Die Forscher haben längst nicht alle Fragen klären können, die die uralte Seide aufwirft. Auf zwei kleine Sensationen verweist Annemarie Stauffer dann aber doch: Zum einen auf das Fragment, das nun auch das Titelbild des neuen Buchs ziert. Es stammt aus einem der Reliquienkästchen und wurde vor fünf Jahren erstmals in der Ausstellung „Gold vor Schwarz“ auf der Essener Zeche Zollverein gezeigt. In diesem Zusammenhang verwies ein Betrachter auf ein ähnliches Stück in einem Berliner Museum. Dieses Museum hatte – wie sich im Nachhinein herausstellte – schon mehrfach in Essen angefragt hatte, ob man nicht ein Gegenstück zu dem Berliner Seiden-Fragment hätte, von dem man wiederum wusste, dass es aus Essen stammt. Ende des 19 Jahrhunderts war es in den Besitz des in Essen-Steele geborenen Kölner Domkapitulars und Stoff-Sammlers Alexander Schnütgen gekommen – womöglich mit Hilfe eines Essener Domküsters, die in jener Zeit den Schatz verwahrten, vermutet man heute in der Domschatzkammer. Die Anfragen aus Berlin hatte man immer verneinen müssen, „weil bis dahin niemand in das hölzerne Reliquienkästchen geschaut hatte“, sagt Falk. Erst durch die Erforschung des Seiden-Bestands konnte man nun feststellen, dass das Berliner Stück exakt zu dem in Essen passt.

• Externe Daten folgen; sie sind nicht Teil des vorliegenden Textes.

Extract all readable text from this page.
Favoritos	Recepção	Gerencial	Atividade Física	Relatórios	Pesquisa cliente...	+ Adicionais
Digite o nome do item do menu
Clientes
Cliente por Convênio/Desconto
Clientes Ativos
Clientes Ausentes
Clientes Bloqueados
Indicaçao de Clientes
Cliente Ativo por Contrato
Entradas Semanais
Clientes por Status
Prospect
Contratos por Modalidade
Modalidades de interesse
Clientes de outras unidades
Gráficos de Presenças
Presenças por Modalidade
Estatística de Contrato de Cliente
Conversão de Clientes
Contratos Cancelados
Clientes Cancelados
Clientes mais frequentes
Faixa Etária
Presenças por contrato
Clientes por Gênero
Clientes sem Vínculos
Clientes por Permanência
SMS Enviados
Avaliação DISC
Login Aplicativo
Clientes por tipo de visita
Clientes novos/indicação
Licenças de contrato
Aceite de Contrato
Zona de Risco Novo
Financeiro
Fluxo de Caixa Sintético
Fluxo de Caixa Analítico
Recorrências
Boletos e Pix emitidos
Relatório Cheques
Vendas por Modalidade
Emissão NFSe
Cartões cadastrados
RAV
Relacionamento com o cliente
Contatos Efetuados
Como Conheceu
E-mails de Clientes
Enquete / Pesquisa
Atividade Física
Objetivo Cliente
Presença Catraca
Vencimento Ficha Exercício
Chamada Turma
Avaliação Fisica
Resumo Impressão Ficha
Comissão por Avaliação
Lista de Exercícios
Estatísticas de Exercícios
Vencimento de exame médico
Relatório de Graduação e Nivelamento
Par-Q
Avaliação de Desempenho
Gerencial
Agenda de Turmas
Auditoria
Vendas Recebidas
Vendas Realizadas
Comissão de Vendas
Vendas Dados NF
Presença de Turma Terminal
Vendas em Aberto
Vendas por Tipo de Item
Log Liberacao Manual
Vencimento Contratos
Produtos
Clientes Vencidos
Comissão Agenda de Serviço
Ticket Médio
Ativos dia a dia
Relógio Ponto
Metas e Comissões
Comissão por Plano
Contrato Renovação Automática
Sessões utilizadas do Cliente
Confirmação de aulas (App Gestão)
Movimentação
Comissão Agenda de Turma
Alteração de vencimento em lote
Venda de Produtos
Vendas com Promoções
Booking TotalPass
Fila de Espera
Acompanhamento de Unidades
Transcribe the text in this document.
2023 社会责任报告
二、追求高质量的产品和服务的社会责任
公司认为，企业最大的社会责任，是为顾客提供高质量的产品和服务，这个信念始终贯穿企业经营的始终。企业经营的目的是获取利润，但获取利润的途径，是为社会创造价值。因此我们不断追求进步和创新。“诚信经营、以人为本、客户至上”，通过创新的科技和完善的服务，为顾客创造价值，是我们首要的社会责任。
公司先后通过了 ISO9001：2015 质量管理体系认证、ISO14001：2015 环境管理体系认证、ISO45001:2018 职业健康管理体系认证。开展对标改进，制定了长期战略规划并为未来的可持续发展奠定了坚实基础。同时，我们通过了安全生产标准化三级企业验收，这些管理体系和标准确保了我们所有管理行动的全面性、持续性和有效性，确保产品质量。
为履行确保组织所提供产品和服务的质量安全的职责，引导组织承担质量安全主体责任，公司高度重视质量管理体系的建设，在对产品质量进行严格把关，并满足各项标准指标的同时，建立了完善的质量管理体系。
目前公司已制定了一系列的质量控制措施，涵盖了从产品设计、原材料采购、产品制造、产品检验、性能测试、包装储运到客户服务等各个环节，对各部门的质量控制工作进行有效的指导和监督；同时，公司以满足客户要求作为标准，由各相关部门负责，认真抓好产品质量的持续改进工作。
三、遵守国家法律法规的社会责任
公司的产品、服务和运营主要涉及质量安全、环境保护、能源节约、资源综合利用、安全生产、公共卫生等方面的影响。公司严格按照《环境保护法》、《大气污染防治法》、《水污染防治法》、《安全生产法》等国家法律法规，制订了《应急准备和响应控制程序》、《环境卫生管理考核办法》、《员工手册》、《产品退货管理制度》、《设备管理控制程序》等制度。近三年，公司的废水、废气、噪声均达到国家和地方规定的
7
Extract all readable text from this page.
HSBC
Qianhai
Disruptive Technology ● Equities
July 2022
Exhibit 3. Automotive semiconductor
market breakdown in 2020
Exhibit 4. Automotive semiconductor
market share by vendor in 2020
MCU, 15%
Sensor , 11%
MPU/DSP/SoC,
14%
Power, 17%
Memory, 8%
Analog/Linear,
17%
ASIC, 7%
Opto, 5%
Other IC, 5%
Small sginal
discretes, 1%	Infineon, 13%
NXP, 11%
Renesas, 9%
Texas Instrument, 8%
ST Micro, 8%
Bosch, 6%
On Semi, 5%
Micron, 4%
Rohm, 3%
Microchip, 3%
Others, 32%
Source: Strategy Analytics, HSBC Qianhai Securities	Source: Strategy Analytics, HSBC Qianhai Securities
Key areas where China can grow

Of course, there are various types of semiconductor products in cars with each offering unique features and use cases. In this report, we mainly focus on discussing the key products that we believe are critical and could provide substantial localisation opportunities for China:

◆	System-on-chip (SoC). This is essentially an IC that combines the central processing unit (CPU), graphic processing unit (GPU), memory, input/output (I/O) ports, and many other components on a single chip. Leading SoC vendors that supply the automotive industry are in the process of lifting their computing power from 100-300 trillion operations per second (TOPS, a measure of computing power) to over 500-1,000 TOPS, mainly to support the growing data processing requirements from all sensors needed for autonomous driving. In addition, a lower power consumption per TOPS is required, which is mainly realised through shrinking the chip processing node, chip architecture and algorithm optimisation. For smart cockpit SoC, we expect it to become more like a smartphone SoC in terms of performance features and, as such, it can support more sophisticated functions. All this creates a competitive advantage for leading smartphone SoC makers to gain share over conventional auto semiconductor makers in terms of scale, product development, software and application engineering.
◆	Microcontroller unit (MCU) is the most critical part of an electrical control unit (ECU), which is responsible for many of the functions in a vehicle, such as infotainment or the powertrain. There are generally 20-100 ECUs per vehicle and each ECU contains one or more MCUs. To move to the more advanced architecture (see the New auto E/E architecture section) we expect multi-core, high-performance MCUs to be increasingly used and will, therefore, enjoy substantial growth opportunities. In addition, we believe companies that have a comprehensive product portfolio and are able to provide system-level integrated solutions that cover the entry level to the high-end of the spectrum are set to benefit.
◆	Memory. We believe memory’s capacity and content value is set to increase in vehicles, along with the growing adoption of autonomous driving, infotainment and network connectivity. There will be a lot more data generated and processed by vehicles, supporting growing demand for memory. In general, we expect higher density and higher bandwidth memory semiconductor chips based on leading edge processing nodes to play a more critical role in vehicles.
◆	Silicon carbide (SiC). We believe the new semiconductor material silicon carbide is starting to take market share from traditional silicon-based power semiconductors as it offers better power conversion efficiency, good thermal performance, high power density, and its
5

Stoffe werden nur selten öffentlich gezeigt

Die zweite Entdeckung der Forscher betrifft das berühmte Essener Theophanu-Evangeliar, dessen Rückseite eine vergleichsweise schlichte Holz-Rückseite ziert. Nun hat das Team um Stauffer und Falk entdeckt, dass dieses Holz einst mit edlem Seidengewebe bespannt war – und unter einem der goldenen Medaillons sogar noch einen gut erhaltenen Rest entdeckt.

Einziger Wermutstropfen für Seiden-Fans: Im Original werden die Essener Stoff-Stücke nur selten gezeigt. „Wenn wir sie ausstellen würden, wären sie bald hinüber“, ist sich Falk sicher. Zumindest gewährt der – farbig bebilderte – Band, der jetzt erschienen ist, Einblicke in die kostbaren Stoffe. (tr)


Das Buch „Seide im früh- und hochmittelalterlichen Frauenstift, Besitz – Bedeutung – Umnutzung“ ist im Klartext-Verlag erschienen und für 24,95 Euro im Buchhandel erhältlich.